La révolution des gels douche
Au fil des années, Amatoury 114 se diversifie. L’entreprise propose notamment des frictions pour les cheveux et le cuir chevelu et de la brillantine, l’ancêtre du gel, pour les cheveux ou la moustache. En 1967, elle déménage dans une plus grande usine, à Sin el-Fil, où elle se trouve toujours aujourd’hui.
À partir du début des années 1970, les premiers gels douche apparaissent et deviennent l’un des nouveaux moteurs de croissance de la marque. « Cette décennie a marqué un âge d’or », se remémore Johnny Faddoul. Plus de la moitié de la production est alors exportée vers les pays arabes, en particulier les pays du Golfe. « Pour l’anecdote, certains consommateurs achetaient nos eaux de Cologne pour les boire, afin de contourner l’interdiction des boissons alcoolisées », raconte le chef d’entreprise.

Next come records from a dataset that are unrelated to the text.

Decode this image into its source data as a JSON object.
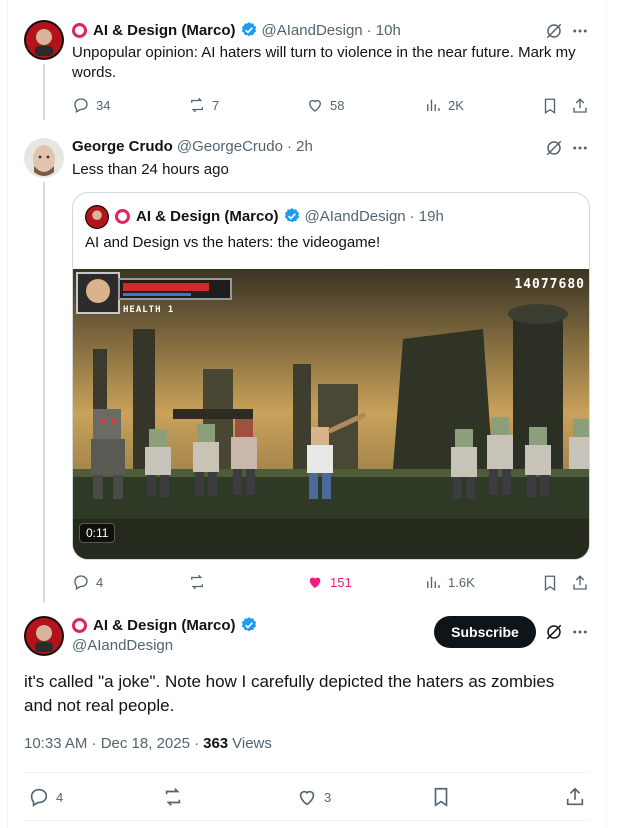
{
  "tweet1": {
    "display_name": "AI & Design (Marco)",
    "handle": "@AIandDesign",
    "time": "· 10h",
    "text": "Unpopular opinion: AI haters will turn to violence in the near future. Mark my words.",
    "replies": "34",
    "reposts": "7",
    "likes": "58",
    "views": "2K"
  },
  "tweet2": {
    "display_name": "George Crudo",
    "handle": "@GeorgeCrudo",
    "time": "· 2h",
    "text": "Less than 24 hours ago",
    "replies": "4",
    "reposts": "",
    "likes": "151",
    "views": "1.6K",
    "quote": {
      "display_name": "AI & Design (Marco)",
      "handle": "@AIandDesign",
      "time": "· 19h",
      "text": "AI and Design vs the haters: the videogame!",
      "game_health_label": "HEALTH 1",
      "game_score": "14077680",
      "video_duration": "0:11"
    }
  },
  "tweet3": {
    "display_name": "AI & Design (Marco)",
    "handle": "@AIandDesign",
    "subscribe_label": "Subscribe",
    "text": "it's called \"a joke\". Note how I carefully depicted the haters as zombies and not real people.",
    "timestamp": "10:33 AM · Dec 18, 2025 ·",
    "views_count": "363",
    "views_label": "Views",
    "replies": "4",
    "likes": "3"
  },
  "colors": {
    "text_primary": "#0f1419",
    "text_secondary": "#536471",
    "verified_blue": "#1d9bf0",
    "like_pink": "#f91880",
    "ring_red": "#e0245e"
  },
  "icons": [
    "grok-icon",
    "more-icon",
    "reply-icon",
    "repost-icon",
    "like-icon",
    "views-icon",
    "bookmark-icon",
    "share-icon",
    "verified-icon"
  ]
}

Mais la guerre civile libanaise isole Amatoury 114 de ses clients régionaux. « Nous n’arrivions plus à desservir nos marchés et nos concurrents nous ont supplantés », déplore Johnny Faddoul. Vingt ans sont passés et la tendance ne s’est pas inversée. Aujourd’hui encore, la quasi-totalité du chiffre d’affaires d’Amatoury 114 est réalisée au Liban. Une part négligeable d’environ 5 % de la production est exportée au Koweït, en Jordanie, et jusqu’à récemment en Syrie et en Libye.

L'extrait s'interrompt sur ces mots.